Updated 1.20pm, adds AWAS statement
Migrants living in Ħal Far, including teenagers as young as 14, have been left without food for days since a riot broke out at the open centre on Sunday night.
The Agency for the Welfare of Asylum Seekers (AWAS) has stopped supplying the usual twice-daily meals, according to some of those left living at the facility, who spoke to Times of Malta.
Instead, residents are being left to depend on an allowance, which amounts to a maximum of €4.66 a day.
“For those who work, it’s OK,” one man from South Sudan, who has been living in Malta for about four months, said. “But for those who have not found work yet, it’s difficult, especially for the younger ones.”
AWAS staff at Ħal Far said they were instructed not to comment to the media when asked if migrants are not being fed and the Home Affairs Ministry did not reply to questions.
Marc Tilley, from search and rescue NGO Lifeline, also reported claims by residents that food is not being provided.
“Asylum seekers in Ħal Far, the site of recent protests, have been told the centre will continue to run without administration,” he said on Twitter.
“This means no provision of food, water, financial/legal/medical support. Residents whose documents were burned are no longer allowed access.”
In one of the worst riots in years, vehicles and an administration office were burnt on Sunday night after a group of migrants were banned from entering for being drunk.
Asylum seekers are offered residence at open centres in Malta for up to a year and are expected find a job and a place to live within that time.
While they are living at the open centre they are offered lunch and dinner and are given a monthly allowance of about €130 until they find work.
A group of migrants from South Sudan told Times of Malta they were fearful of spending their allowance because of the uncertainty of their situation since the riot.
While minors are also given the monthly allowance, they are not legally allowed to work.
A 17-year-old from South Sudan said: “How can you buy food for the month with that money?”
Times of Malta spoke to around 12 migrants at the facility, who all said they had been left without food. They said they were also worried about their safety and that some people had fled the facility, out of fear the police would arrest them.
“We are afraid of something happening,” one man said. “The police are arresting people and we are scared.”
Maria Pisani, from Human Rights organisation Integra, said there were particular concerns for the minors residing at the centre.

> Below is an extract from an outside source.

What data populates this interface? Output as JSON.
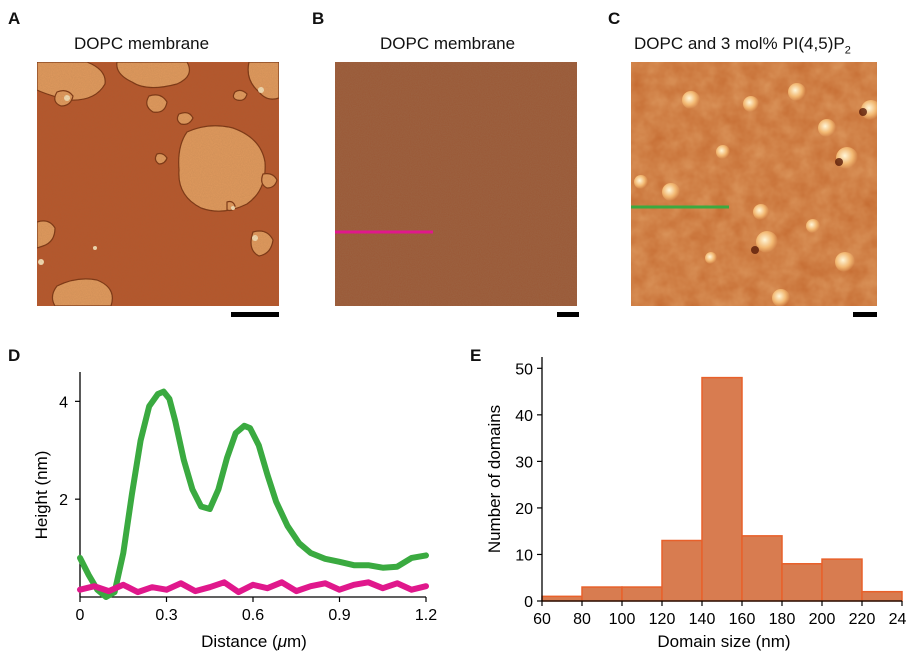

“These children are still pending an age assessment, which means that, officially, they are not recognised as children,” she said.
Once they go through age assessment, they would be subject to a care order and would be under the state’s protection.
The high number of boat arrivals and the lack of resources mean that minors have been falling through the cracks of the system, she said.
“You have people recognised as minors in detention who aren’t released because there’s nowhere to put them and others who have not been recognised as minors in the open centres who are stuck without a care order and abandoned.”
Dr Pisani acknowledged that AWAS had been doing the best they could with the resources they had been given and they needed to be better supported. However, she called on the relevant authorities to take action regarding the children. “Our concern now is for the welfare of these children as young as 14 who have essentially been abandoned and left alone.”
In a statement regarding the Ħal Far protests, the NGO Lifeline expressed solidarity with both the migrants and staff members at AWAS.
“We stand with the migrant community in Ħal Far who will now be left without access to basic provisions such as food, water and documents, tantamount to collective punishment for the frustrated and human actions of a few,” it said.
“We stand with the distressed staff of AWAS and local residents who are also directly victims of the above policy failures. We understand that violence is never the answer and condemn the full spectrum of violence - physical, emotional and structural - which led to this inevitable conclusion.”
Distribution of food to continue - AWAS
In a statement on Thursday, AWAS insisted there were no unaccompanied asylum seekers under the age of 16 formally residing at the Ħal Far tent village since the agency abided by the EU Reception Conditions Directive.
All unaccompanied asylum seekers under 16 transferred to Ħal Far were age assessed by a multidisciplinary team and their age established to be 16 years and over.
The organisation said food was to continue to be distributed to migrants in collaboration with the Peace Lab.
The situation was still challenging because the area used by the administration and reception were still structurally unsafe, due to the fire, damaged electrical cables, and damaged premises.
The open centre had been rendered dysfunctional and the offices have been completely destroyed, it said. AWAS said it was working to restore functionality as soon as possible. It was also removing hazardous material to render the place safe, and establish logistical and administrative focal points.
It noted that it was working with reduced staff since a number of workers were reporting sick due to psychological difficulties suffered as a result of the riot.